Grainger first met Brown in the early ’80s, when Grainger was in his third year of medical school and Brown was the chief resident at KU School of Medicine-Wichita.
“He was the most important person in me choosing OB-GYN as a career. He was instrumental in driving my interest as a senior resident and then when he graduated (in 1981) he was on the faculty, so he continued to teach me and be a big part of my career,” said Grainger, who did his residency at KU School of Medicine-Wichita from 1981 to 1985. After practicing in Hays, Kansas, for three years and completing a two-year fellowship at Yale, Grainger returned to Wichita in 1990, joining Brown on the faculty.
“He’s been a mentor, a friend and the doctor who delivered one of my kids,” Grainger said. Brown and Grainger, along with OB-GYN faculty member Bruce Tjaden, D.O., also co-founded Cypress Surgery Center.
Over the course of his career, Brown estimates he delivered around 10,000 babies, and he knows of some who went on to medical school.
During that time, Brown also impacted the education of hundreds of medical students and residents.
In 1985 — four years after joining the faculty — Brown began serving as the department’s medical student director, overseeing curriculum and testing, in addition to teaching in the residency program.
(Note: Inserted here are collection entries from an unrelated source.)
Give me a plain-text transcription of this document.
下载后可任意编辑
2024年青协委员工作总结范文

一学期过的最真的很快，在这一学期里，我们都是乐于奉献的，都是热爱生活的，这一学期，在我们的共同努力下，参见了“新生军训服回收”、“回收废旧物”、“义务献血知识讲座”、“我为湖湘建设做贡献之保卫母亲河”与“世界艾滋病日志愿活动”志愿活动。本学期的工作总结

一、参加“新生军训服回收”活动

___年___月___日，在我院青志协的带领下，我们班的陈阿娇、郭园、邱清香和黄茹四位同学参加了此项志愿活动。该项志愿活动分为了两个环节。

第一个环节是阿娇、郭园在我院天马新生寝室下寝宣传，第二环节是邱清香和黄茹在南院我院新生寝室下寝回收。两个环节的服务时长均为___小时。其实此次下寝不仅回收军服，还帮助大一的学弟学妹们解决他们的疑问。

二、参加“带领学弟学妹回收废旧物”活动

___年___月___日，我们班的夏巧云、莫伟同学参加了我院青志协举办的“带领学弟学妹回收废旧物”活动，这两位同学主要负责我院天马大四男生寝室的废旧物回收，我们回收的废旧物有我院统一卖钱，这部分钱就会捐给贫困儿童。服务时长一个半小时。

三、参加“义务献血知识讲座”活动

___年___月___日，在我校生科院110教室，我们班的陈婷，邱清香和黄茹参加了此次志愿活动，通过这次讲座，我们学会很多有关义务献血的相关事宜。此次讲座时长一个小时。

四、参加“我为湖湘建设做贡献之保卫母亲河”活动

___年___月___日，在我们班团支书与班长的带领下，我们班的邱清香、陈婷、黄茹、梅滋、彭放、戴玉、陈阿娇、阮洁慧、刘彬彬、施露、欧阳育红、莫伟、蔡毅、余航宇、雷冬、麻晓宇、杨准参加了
He was in the director position until his 2017 retirement.
The residency program ended up providing an exclusive pipeline of physicians when Brown set up his practice, College Hill OB-GYN, in 1983.
“That wasn’t by design. We would interview other people, but their training just wasn’t of the quality” of the KU Wichita program, he said.
Brown said he and his wife, who is an artist, had been discussing ways they could continue to support the OB-GYN program when Grainger suggested this opportunity to again lead by example.
“Mike won’t say much about himself, but he was a key player in this department for many years so to have him step up in this capacity is going to be meaningful to other graduates of the program,” Grainger said. “Mike is being a leader in this endeavor, and he’s always been a leader, and I’m very appreciative of Mike and his wife creating this fund.”